Glossy financial planning brochures with couples in their mid-50s riding a sailboat notwithstanding, this is simply an unrealistic expectation for many households. Given our increasing life expectancy, accumulating enough money in 35 to 40 years of working to sustain us for the remainder of our lives is no easy task.
To put this into perspective, if you take out 5 percent from a diversified portfolio each year, you stand a 58 percent chance of running out of money within 30 years of retirement.
After all, anyone taking withdrawals during the 2008 housing crisis would have a dramatically different outcome than investors who retired in 2009 and lived off market returns in the beginning of retirement. Volatility matters. This would suggest that you need $2,000,000 saved to generate $100,000 in annual income.
It's also worth mentioning that distributions from retirement accounts are subject to ordinary income taxes. In other words, there's a fair chance that a great many savers — unless they make lifestyle sacrifices or wiser investment decisions or have an actual pension — won't be able to maintain their current quality of life once they leave the workforce.
However, for many retirees, saving enough for those golden years is only part of the formula for a good retirement.
The key to achieving an active, satisfying and happy retirement involves more than having adequate savings. It also entails interesting leisure activities, creative pursuits and mental and physical well-being.
Fortunately, there are a number of viable solutions that might address any financial shortfall, including working part-time at something related to your profession. A teacher, for example, might begin a tutoring service and accumulate innovative metrics that validates his or her approach. A scientist may decide to teach an online class at a community college two days a week.
In lieu of brick-and-mortar offices, entire new job niches are being created online with Twitter handles and YouTube channels, so it pays to get creative. Many of us have hobbies or passions during our working careers that can provide both supplemental income and access to a social network of likeminded people.
If you enjoy gardening, consider working part-time at a nursery a few years before leaving your job.

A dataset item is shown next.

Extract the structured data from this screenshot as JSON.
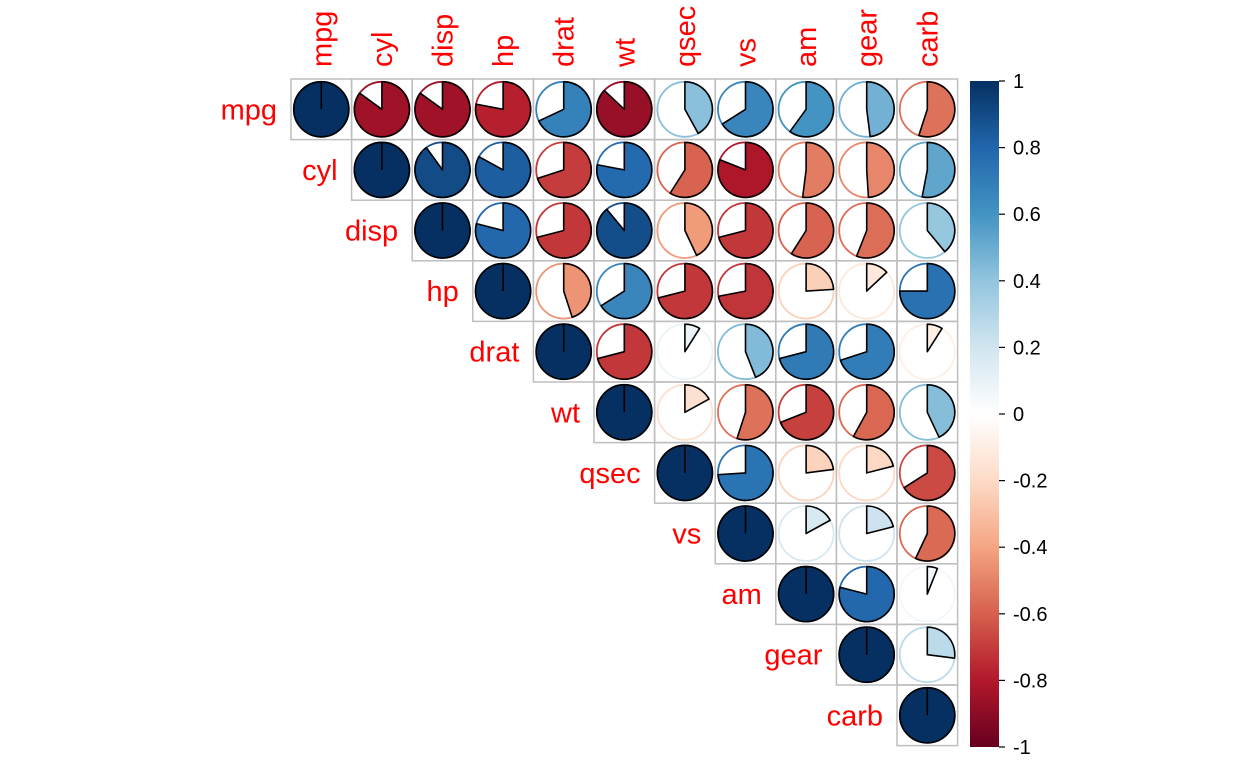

Those who prefer bike riding can create a personal training regiment, teach novices about biking and lead groups through trails for a fee.
During the planning phase, you have time to complete any license requirements and build relationships with business owners and centers of influence. Some of us may even consider moving to a state with a lower cost of living. Perhaps renting out and depreciating your residence in a high-cost state subsidizes the mortgage in one with lower income taxes; sometimes it just takes a little imagination.
If meeting new friends in retirement or after relocation is uncomfortable for you, plan a vacation or getaway with three or four other couples who find themselves in a similar financial predicament: reasonable Social Security benefits, a little home equity and not enough savings.
Success in retirement can be defined as waking up in the morning and going to sleep at night and doing exactly what you want in between.
Write down exactly what you want your life to look like during retirement, and develop a plan to make it happen. You might be surprised to learn that retirement planning has more to do with "what you'll be doing" than "how much you'll have to do it with."